The accuracy of the ShuffleNet v2.3-StackedBiLSTM model was 99.37%, which was 4.44% and 19% higher than ShuffleNet v2.3 and StackedBiLSTM models respectively. This indicates that using both spatial feature extraction and temporal feature extraction can capture deeper hidden features in broaching vibration signals. The ShuffleNet v2.3-StackedBiLSTM model increased the single test time by 2.22 ms compared to the ShuffleNet v2.3 model. Although ShuffleNet v2.3 used channel shuffling to effectively reduces the computational effort of 1 × 1 pointwise convolution, making the network extremely lightweight and efficient. However, because of the large number of StackedBiLSTM parameters, the computational inference time increases, thus increasing the single test time. Although StackedBiLSTM model takes advantage of stacked bidirectional to improve the expressive power of the network and alleviate the forgetting problem. However, the StackedBiLSTM model does not extract spatial features, making it unable to meet industrial requirements in terms of both single test time and accuracy. ShuffleNet v2.3 model has the fastest time in a single test, but its accuracy cannot meet the requirements. In summary, the ShuffleNet v2.3-StackedBiLSTM neural network has higher recognition accuracy and shorter recognition time, and is more suitable for industrial applications.
5. Conclusions
Because of the special characteristics of turbine disc fir-tree slot broaching tool in geometry and space position, this paper proposes an improved deep learning model combining the advantages of ShuffleNet v2.3 and StackedBiLSTM models to recognize tool wear in broaching. The ShuffleNet v2.3 network is used to mine spatial correlation features of vibration signals, while StackedBiLSTM makes up for the deficiency of spatial features by acquiring temporal correlation features.

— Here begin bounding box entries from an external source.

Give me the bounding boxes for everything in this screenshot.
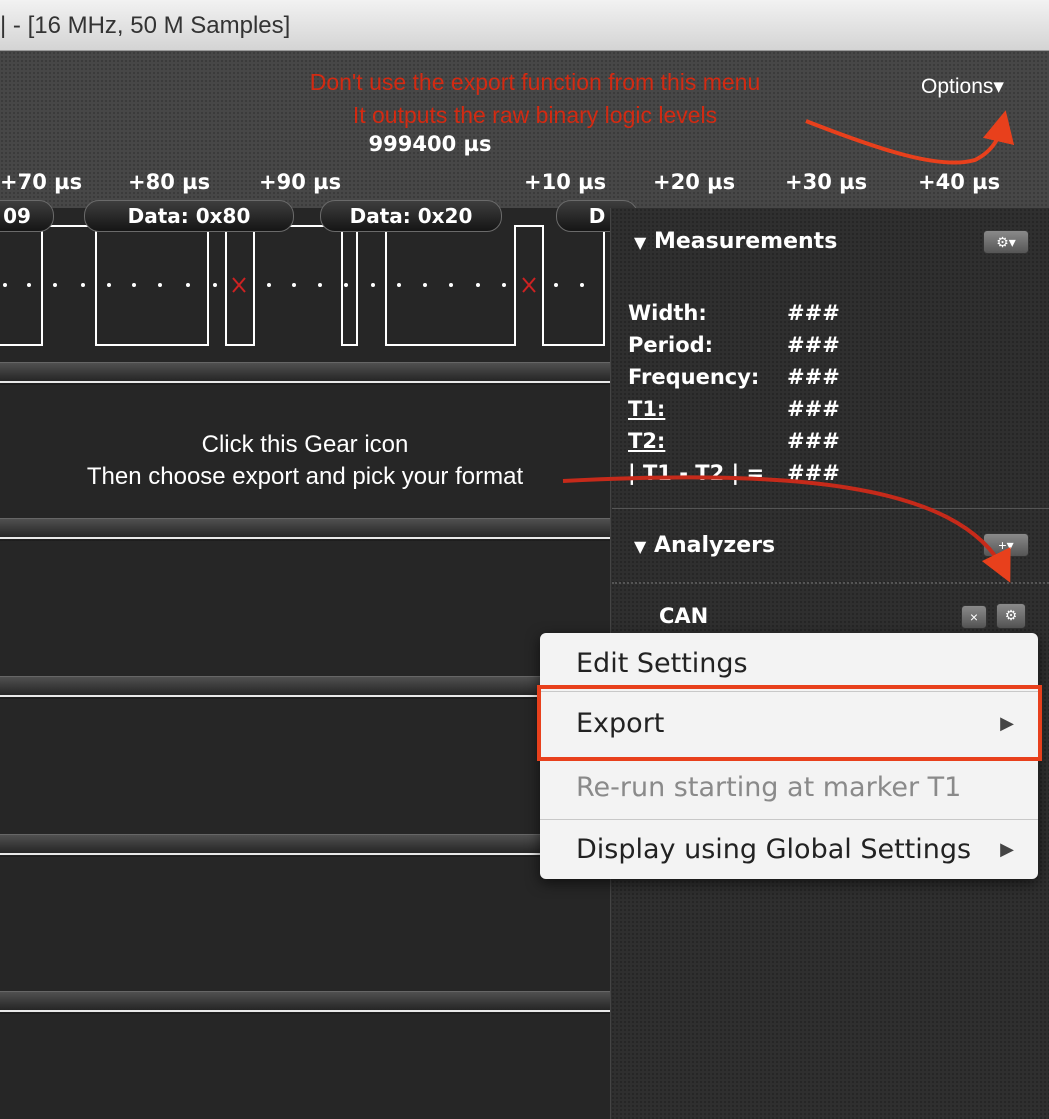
options-menu-button[interactable]: Options▾	[921, 74, 1004, 99]
measurement-value: ###	[787, 429, 840, 453]
measurement-label: | T1 - T2 | =	[628, 461, 765, 485]
measurement-value: ###	[787, 333, 840, 357]
channel-baseline	[0, 853, 610, 855]
decoded-frame-pill[interactable]: Data: 0x20	[320, 200, 502, 232]
marker-t2-link[interactable]: T2:	[628, 429, 665, 453]
section-divider	[612, 508, 1049, 509]
marker-t1-link[interactable]: T1:	[628, 397, 665, 421]
measurements-title: Measurements	[653, 229, 838, 254]
export-highlight-box	[537, 685, 1042, 761]
add-analyzer-button[interactable]: +▾	[983, 533, 1029, 557]
bit-sample-dots	[3, 283, 584, 287]
gear-icon: ⚙▾	[996, 234, 1016, 250]
decoded-frame-pill[interactable]: Data: 0x80	[84, 200, 294, 232]
channel-baseline	[0, 695, 610, 697]
channel-baseline	[0, 1010, 610, 1012]
measurements-gear-button[interactable]: ⚙▾	[983, 230, 1029, 254]
plus-icon: +▾	[998, 537, 1014, 553]
measurements-section-header[interactable]: ▼ Measurements	[634, 229, 837, 254]
gear-icon: ⚙	[1004, 607, 1018, 623]
warning-annotation-line2: It outputs the raw binary logic levels	[352, 102, 718, 128]
section-divider	[612, 582, 1049, 584]
time-tick: +10 µs	[524, 170, 607, 194]
time-tick: +80 µs	[128, 170, 211, 194]
channel-baseline	[0, 381, 610, 383]
submenu-arrow-icon: ▶	[1000, 839, 1014, 860]
disclosure-triangle-icon: ▼	[634, 233, 647, 252]
disclosure-triangle-icon: ▼	[634, 537, 647, 556]
measurement-value: ###	[787, 365, 840, 389]
measurement-label: Width:	[628, 301, 707, 325]
timeline-timestamp: 999400 µs	[368, 132, 492, 156]
remove-analyzer-button[interactable]: ×	[961, 605, 987, 629]
time-tick: +30 µs	[785, 170, 868, 194]
window-title: | - [16 MHz, 50 M Samples]	[0, 12, 291, 39]
window-title-bar: | - [16 MHz, 50 M Samples]	[0, 0, 1049, 51]
menu-item-rerun-marker-t1: Re-run starting at marker T1	[540, 757, 1038, 819]
instruction-annotation-line2: Then choose export and pick your format	[86, 463, 524, 490]
time-tick: +70 µs	[0, 170, 83, 194]
measurement-label: Period:	[628, 333, 714, 357]
time-tick: +20 µs	[653, 170, 736, 194]
channel-baseline	[0, 537, 610, 539]
menu-item-label: Display using Global Settings	[576, 834, 972, 865]
analyzers-title: Analyzers	[653, 533, 776, 558]
menu-item-label: Re-run starting at marker T1	[576, 772, 962, 803]
close-icon: ×	[969, 609, 979, 625]
time-tick: +90 µs	[259, 170, 342, 194]
measurement-value: ###	[787, 461, 840, 485]
menu-item-display-global-settings[interactable]: Display using Global Settings ▶	[540, 819, 1038, 881]
warning-annotation-line1: Don't use the export function from this …	[309, 69, 761, 95]
measurement-value: ###	[787, 397, 840, 421]
measurement-label: Frequency:	[628, 365, 760, 389]
glitch-marker	[232, 277, 536, 293]
measurement-value: ###	[787, 301, 840, 325]
decoded-frame-pill[interactable]: 09	[0, 200, 54, 232]
channel-waveform-area[interactable]	[0, 208, 610, 1119]
instruction-annotation-line1: Click this Gear icon	[201, 431, 409, 458]
analyzers-section-header[interactable]: ▼ Analyzers	[634, 533, 775, 558]
analyzer-gear-button[interactable]: ⚙	[996, 603, 1026, 629]
analyzer-name[interactable]: CAN	[659, 604, 708, 628]
time-tick: +40 µs	[918, 170, 1001, 194]
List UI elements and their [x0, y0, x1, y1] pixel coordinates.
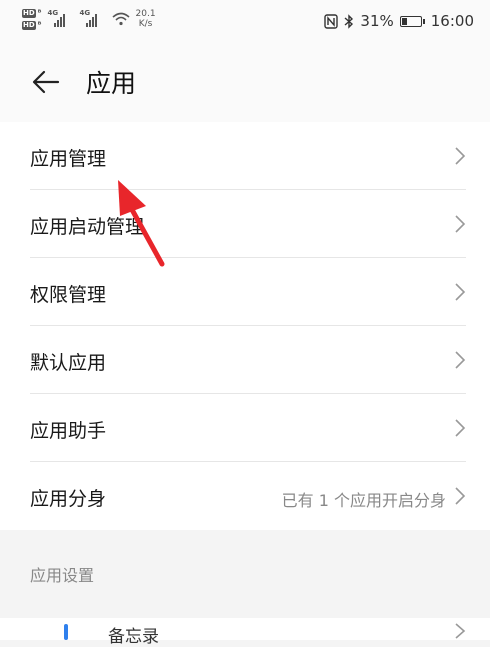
bluetooth-icon	[344, 13, 354, 29]
app-bar: 应用	[0, 42, 490, 122]
app-settings-section: 应用设置 备忘录	[0, 530, 490, 647]
list-item-label: 备忘录	[108, 627, 159, 647]
signal-icon: 4G	[48, 9, 74, 29]
apps-menu-list: 应用管理 应用启动管理 权限管理 默认应用 应用助手 应用分身 已有 1 个应用…	[0, 122, 490, 530]
menu-item-default-apps[interactable]: 默认应用	[0, 326, 490, 394]
wifi-icon	[111, 12, 130, 26]
chevron-right-icon	[455, 215, 466, 233]
signal-icon-2: 4G	[80, 9, 106, 29]
chevron-right-icon	[455, 147, 466, 165]
menu-item-startup-management[interactable]: 应用启动管理	[0, 190, 490, 258]
chevron-right-icon	[455, 419, 466, 437]
menu-item-value: 已有 1 个应用开启分身	[281, 491, 446, 510]
menu-item-permission-management[interactable]: 权限管理	[0, 258, 490, 326]
clock: 16:00	[430, 12, 474, 30]
menu-item-label: 应用管理	[30, 148, 107, 170]
menu-item-label: 默认应用	[30, 352, 107, 374]
battery-percent: 31%	[360, 12, 394, 30]
hd-indicator: HD ᴮ HD ᴮ	[22, 8, 42, 30]
menu-item-label: 应用分身	[30, 488, 107, 510]
annotation-arrow-icon	[118, 180, 165, 267]
menu-item-app-twin[interactable]: 应用分身 已有 1 个应用开启分身	[0, 462, 490, 530]
chevron-right-icon	[455, 351, 466, 369]
menu-item-app-management[interactable]: 应用管理	[0, 122, 490, 190]
menu-item-label: 权限管理	[30, 284, 107, 306]
status-bar: HD ᴮ HD ᴮ 4G 4G 20.1 K/s 31% 16:00	[0, 0, 490, 42]
menu-item-app-assistant[interactable]: 应用助手	[0, 394, 490, 462]
nfc-icon	[324, 13, 339, 29]
menu-item-label: 应用助手	[30, 420, 107, 442]
chevron-right-icon	[455, 487, 466, 505]
chevron-right-icon	[455, 283, 466, 301]
page-title: 应用	[86, 69, 137, 98]
list-item-memo[interactable]: 备忘录	[0, 618, 490, 647]
section-header: 应用设置	[30, 566, 95, 585]
battery-icon	[399, 15, 425, 27]
network-speed: 20.1 K/s	[135, 9, 156, 29]
back-arrow-icon[interactable]	[30, 66, 62, 98]
memo-app-icon	[64, 624, 68, 640]
chevron-right-icon	[455, 623, 466, 639]
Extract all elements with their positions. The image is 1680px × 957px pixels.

The experimental results show that ShuffleNet v2.3-StackedBiLSTM neural network has deeper network structure, and its classification accuracy, precision, and recall rate are 4.44%, 4.29%, and 4.43% higher than ShuffleNet v2.3. Compared with StackedBiLSTM, the classification accuracy rate, precision rate and recall rate are increased by 19.00%, 14.59%, and 19.32%, and the single test time is optimized by 90.32%. Almost all the different performance indicators are better than ShuffleNet v2.3 and StackedBiLSTM models, which are more suitable for online recognition and monitoring of tool wear status in industrial sites.
Deep learning requires a large amount of data for model training, and the tool state recognition model also needs to be dynamically adjusted with the change of broaching system parameters. Therefore, the types of sensors will be further increased in the future, more data will be obtained, and more comprehensive state features will be extracted for tool wear state. The model used this time is a lightweight model, which lays a foundation for its deployment to the mobile terminal in the future.